Introduction: The emergence of severe acute respiratory syndrome coronavirus 2 (SARS-CoV-2) led to the rapid adoption of telehealth to provide HIV care and treatment. However, limited information exists about the feasibility, acceptability, and efficacy of telehealth interventions at different points of the HIV care continuum. Methods: A systematic search was conducted of Ovid MEDLINE, PsycINFO, and CINAHL databases to synthesize evidence regarding the feasibility, acceptability, and efficacy of videoconferencing and video-based interventions for HIV testing and treatment in adult populations.
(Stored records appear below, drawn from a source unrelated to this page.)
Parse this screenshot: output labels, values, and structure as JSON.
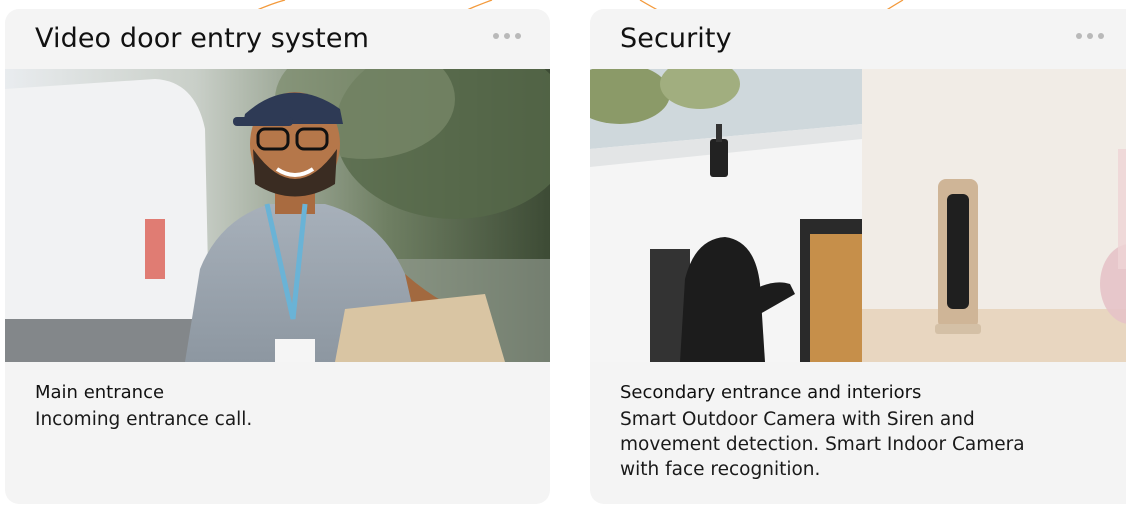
{
  "cards": [
    {
      "title": "Video door entry system",
      "more_icon": "more-horizontal-icon",
      "image": "delivery-man-photo",
      "subtitle": "Main entrance",
      "description": "Incoming entrance call."
    },
    {
      "title": "Security",
      "more_icon": "more-horizontal-icon",
      "image": "security-cameras-photo",
      "subtitle": "Secondary entrance and interiors",
      "description": "Smart Outdoor Camera with Siren and movement detection. Smart Indoor Camera with face recognition."
    }
  ],
  "colors": {
    "accent": "#f39a3c",
    "card_bg": "#f4f4f4",
    "dots": "#b9b9b9",
    "text": "#111111"
  }
}
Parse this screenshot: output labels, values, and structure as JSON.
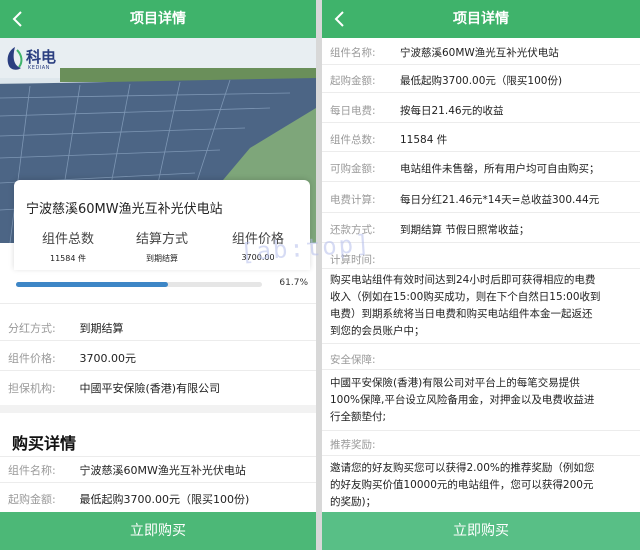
{
  "left": {
    "header_title": "项目详情",
    "logo_text": "科电",
    "logo_sub": "KEDIAN",
    "project_title": "宁波慈溪60MW渔光互补光伏电站",
    "stats": [
      {
        "label": "组件总数",
        "value": "11584 件"
      },
      {
        "label": "结算方式",
        "value": "到期结算"
      },
      {
        "label": "组件价格",
        "value": "3700.00"
      }
    ],
    "progress_fraction": 0.617,
    "progress_text": "61.7%",
    "info_rows": [
      {
        "key": "分红方式:",
        "value": "到期结算"
      },
      {
        "key": "组件价格:",
        "value": "3700.00元"
      },
      {
        "key": "担保机构:",
        "value": "中國平安保險(香港)有限公司"
      }
    ],
    "purchase_heading": "购买详情",
    "purchase_rows": [
      {
        "key": "组件名称:",
        "value": "宁波慈溪60MW渔光互补光伏电站"
      },
      {
        "key": "起购金额:",
        "value": "最低起购3700.00元（限买100份)"
      }
    ],
    "buy_button": "立即购买"
  },
  "right": {
    "header_title": "项目详情",
    "rows": [
      {
        "key": "组件名称:",
        "value": "宁波慈溪60MW渔光互补光伏电站"
      },
      {
        "key": "起购金额:",
        "value": "最低起购3700.00元（限买100份)"
      },
      {
        "key": "每日电费:",
        "value": "按每日21.46元的收益"
      },
      {
        "key": "组件总数:",
        "value": "11584 件"
      },
      {
        "key": "可购金额:",
        "value": "电站组件未售罄，所有用户均可自由购买；"
      },
      {
        "key": "电费计算:",
        "value": "每日分红21.46元*14天=总收益300.44元"
      },
      {
        "key": "还款方式:",
        "value": "到期结算 节假日照常收益；"
      }
    ],
    "rule_label": "计算时间:",
    "rule_lines": [
      "购买电站组件有效时间达到24小时后即可获得相应的电费",
      "收入（例如在15:00购买成功，则在下个自然日15:00收到",
      "电费）到期系统将当日电费和购买电站组件本金一起返还",
      "到您的会员账户中；"
    ],
    "security_label": "安全保障:",
    "security_lines": [
      "中國平安保險(香港)有限公司对平台上的每笔交易提供",
      "100%保障,平台设立风险备用金，对押金以及电费收益进",
      "行全额垫付;"
    ],
    "reward_label": "推荐奖励:",
    "reward_lines": [
      "邀请您的好友购买您可以获得2.00%的推荐奖励（例如您",
      "的好友购买价值10000元的电站组件，您可以获得200元",
      "的奖励)；"
    ],
    "buy_button": "立即购买"
  },
  "watermark": "[ab:top]",
  "colors": {
    "header": "#3fb36b",
    "button": "#4cb877",
    "progress": "#3d86c6"
  }
}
Seventeen articles published through July 2021 were included in the review. We used descriptive methods to analyze data, and findings were reported using frequencies and percentages. Results: Findings show that videoconferencing and video-based interventions are generally feasible and acceptable. Videoconferencing is effective in improving adherence to HIV treatment and in promoting HIV testing. In addition, video-based interventions were effective in promoting HIV testing, treatment initiation, and adherence to medication. Both modalities enhanced linkage and retention in treatment for HIV-positive patients. Conclusions: Video-based and videoconferencing interventions are beneficial in HIV testing and treatment. However, the scarcity of primary studies employing these telehealth modalities means that there is a need for more research in these areas. Also, reviewed studies suffered from several limitations, including reliance on subjective measures, lack of standardized ways of evaluating acceptability and feasibility, use of small sample sizes, and short follow-up durations. In addition, there was less representation of studies from resource-limited settings disproportionately affected by HIV and AIDS. Thus, future research should focus on addressing these challenges.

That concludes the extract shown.